Both gates reuse the cookie signing and verification functions from the video watch page. The only difference is the form action URL (/api/watch/playlist/{shareToken}/verify vs /api/watch/{shareToken}/verify).
Managing playlists from video detail
Videos show their playlist memberships in the Organization section alongside folders and tags. Toggle buttons let you add or remove a video from any playlist with one click. When you have more than five playlists, a search field appears to filter the list.
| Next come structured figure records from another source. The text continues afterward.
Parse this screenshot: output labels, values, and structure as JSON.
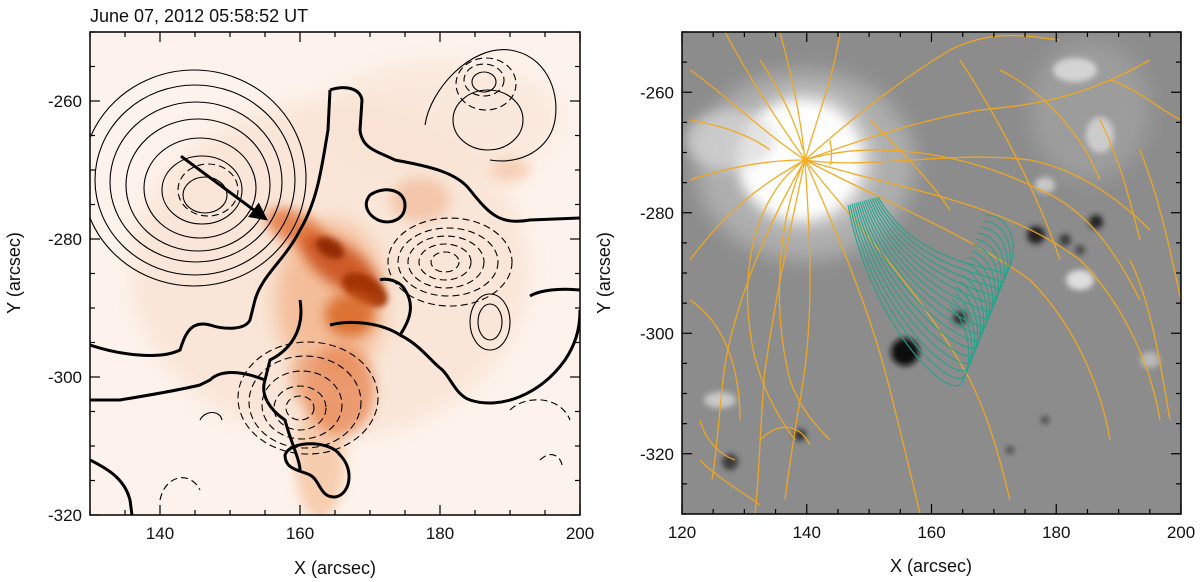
{
  "figure": {
    "left_panel": {
      "timestamp": "June 07, 2012 05:58:52 UT",
      "xlabel": "X (arcsec)",
      "ylabel": "Y (arcsec)",
      "xlim": [
        130,
        200
      ],
      "ylim": [
        -320,
        -250
      ],
      "xticks": [
        140,
        160,
        180,
        200
      ],
      "yticks": [
        -260,
        -280,
        -300,
        -320
      ],
      "arrow": {
        "from": [
          143,
          -268
        ],
        "to": [
          155,
          -277
        ]
      }
    },
    "right_panel": {
      "xlabel": "X (arcsec)",
      "ylabel": "Y (arcsec)",
      "xlim": [
        120,
        200
      ],
      "ylim": [
        -330,
        -250
      ],
      "xticks": [
        120,
        140,
        160,
        180,
        200
      ],
      "yticks": [
        -260,
        -280,
        -300,
        -320
      ]
    },
    "colors": {
      "emission": "#d24a00",
      "contour": "#000000",
      "field_lines": "#f2a81d",
      "flux_rope": "#1fa58c",
      "magnetogram_bg": "#8c8c8c"
    }
  }
}
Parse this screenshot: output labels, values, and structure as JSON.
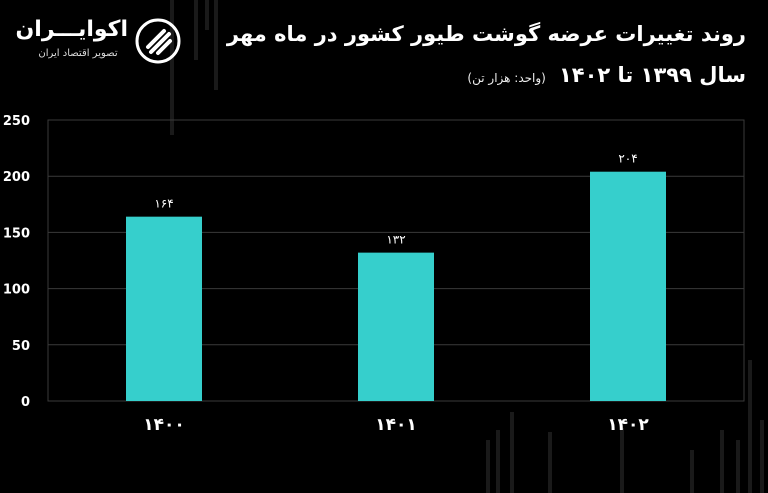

The Add Videos modal on the playlist detail page also includes a search input, filtering available videos by title as you type.
What we didn't build
No drag-and-drop reordering in the UI — videos are reordered with up/down arrow buttons that send position updates to the API. No playlist-level analytics (individual video analytics still work). No collaborative playlists across users. No embed support for playlists.
These are reasonable additions, but the core use case — "send someone a curated set of videos that play in order" — works now.
Try it
Playlists are live at app.sendrec.eu in v1.57.0. Free tier users get up to 3 playlists. Self-hosters get the feature automatically on upgrade — migration 000039 runs on startup.